By describing the essential, overall design of these architectures as a holistic “system of systems” and by providing the context, guidance, and discipline for the development of the more detailed, system- and service-specific architectures, an enterprise architecture provides a way to translate between business needs and IT capabilities. It shows how the business needs are to be met by the enterprise’s information systems and the information services they provide, thereby creating a bridge that ensures alignment of business and IT.

Taking a holistic architectural view of the enterprise helps strike an effective balance across all business and IT imperatives, with a particular emphasis on agility. It helps planners see how the enterprise currently works, and how it could and should work in the future.

  • The strategy provides the overall direction (vision, goals/objectives, and measures) for the enterprise and IT capability, while the architecture describes the operational and information systems as they are, and as they should be to realize the strategy.
  • The IT investment planning aspect of strategic planning (often referred to as “project portfolio management”) uses the architecture to identify initiatives with high strategic value and acceptable risk and adds them to a committed plan of record.
  • Your program management office then drives execution of the initiatives in the plan of record, with reviews against the architecture at appropriate points in the initiatives’ lifecycles.

As long as I can remember, enterprise architecture has been promoted as a key tool in bridging the gap between business and IT. But even within the last few years, the practice of enterprise architecture has failed to deliver on a lot of the hype, causing many to lose interest. Several factors have combined to once again bring enterprise architecture to the forefront:

  • The discipline of enterprise architecture has matured, learning from past mistakes of over-reaching, not paying enough attention to benefits vs. costs, and focusing too much on IT considerations.
  • The costs to operate and maintain information systems have continued to grow, providing a large payback for architecture-led efforts to rationalize processes and consolidate systems.
  • Architecture methods and tools have advanced significantly, including improvements in modeling of business strategies, processes, and metrics, and relating them to IT capabilities.
  • Many partial models and other architectural elements are widely available, greatly lowering costs and significantly improving the ability to provide automated, flexible, real-time linkages between enterprises.

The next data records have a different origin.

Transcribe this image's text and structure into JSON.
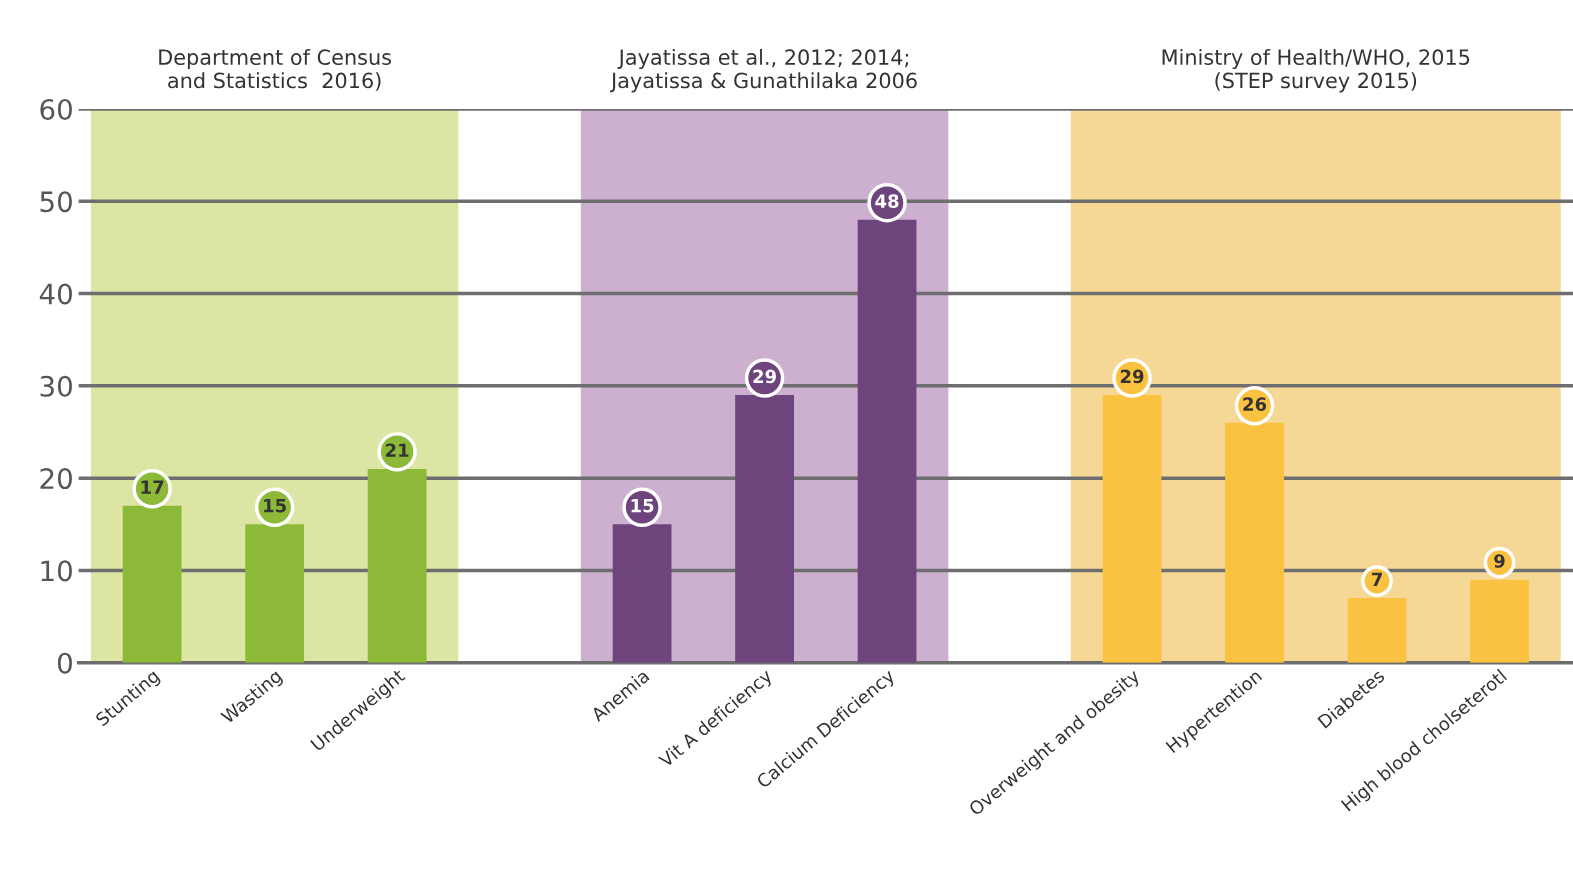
{
  "chart_data": {
    "type": "bar",
    "categories": [
      "Stunting",
      "Wasting",
      "Underweight",
      null,
      "Anemia",
      "Vit A deficiency",
      "Calcium Deficiency",
      null,
      "Overweight and obesity",
      "Hypertention",
      "Diabetes",
      "High blood cholseterotl"
    ],
    "values": [
      17,
      15,
      21,
      null,
      15,
      29,
      48,
      null,
      29,
      26,
      7,
      9
    ],
    "colors": [
      "#8cba38",
      "#8cba38",
      "#8cba38",
      null,
      "#6d447c",
      "#6d447c",
      "#6d447c",
      null,
      "#fbc241",
      "#fbc241",
      "#fbc241",
      "#fbc241"
    ],
    "data_labels": true,
    "ylim": [
      0,
      60
    ],
    "yticks": [
      0,
      10,
      20,
      30,
      40,
      50,
      60
    ],
    "grid": "y",
    "legend": false,
    "bands": [
      {
        "axis": "x",
        "from": "Stunting",
        "to": "Underweight",
        "label": "Department of Census\nand Statistics  2016)",
        "color": "#dce5a4"
      },
      {
        "axis": "x",
        "from": "Anemia",
        "to": "Calcium Deficiency",
        "label": "Jayatissa et al., 2012; 2014;\nJayatissa & Gunathilaka 2006",
        "color": "#cdafd0"
      },
      {
        "axis": "x",
        "from": "Overweight and obesity",
        "to": "High blood cholseterotl",
        "label": "Ministry of Health/WHO, 2015\n(STEP survey 2015)",
        "color": "#f6d896"
      }
    ]
  }
}
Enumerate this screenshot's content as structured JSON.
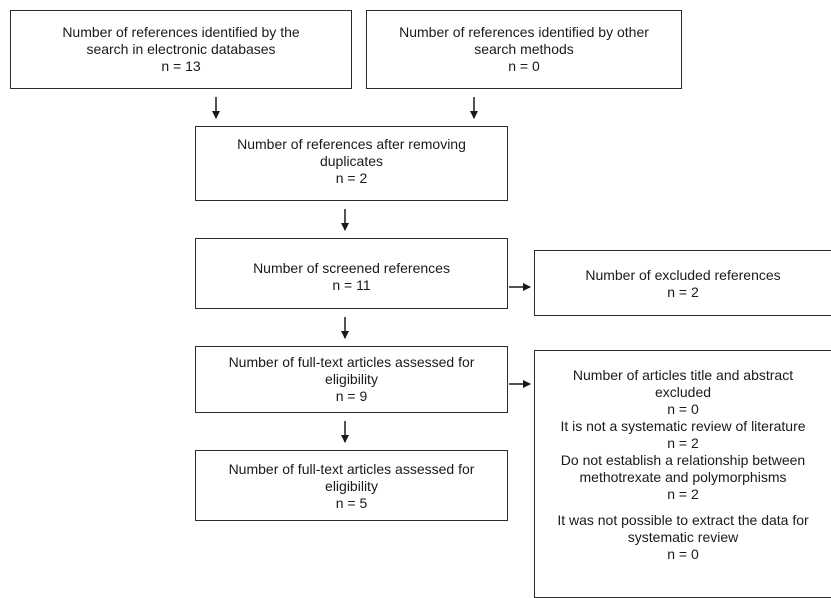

To wrap this up, when properly envisioned and implemented, an enterprise architecture is a fundamental tool that anticipates future needs and enables you to implement change rapidly in response to changing business priorities. It enables your IT organization to respond rapidly to changes in business strategy, processes, and environment. It enables your business units to realize their critical business goals and strategies by providing a framework that supports all the processes, information, and IT systems that those goals and strategies require.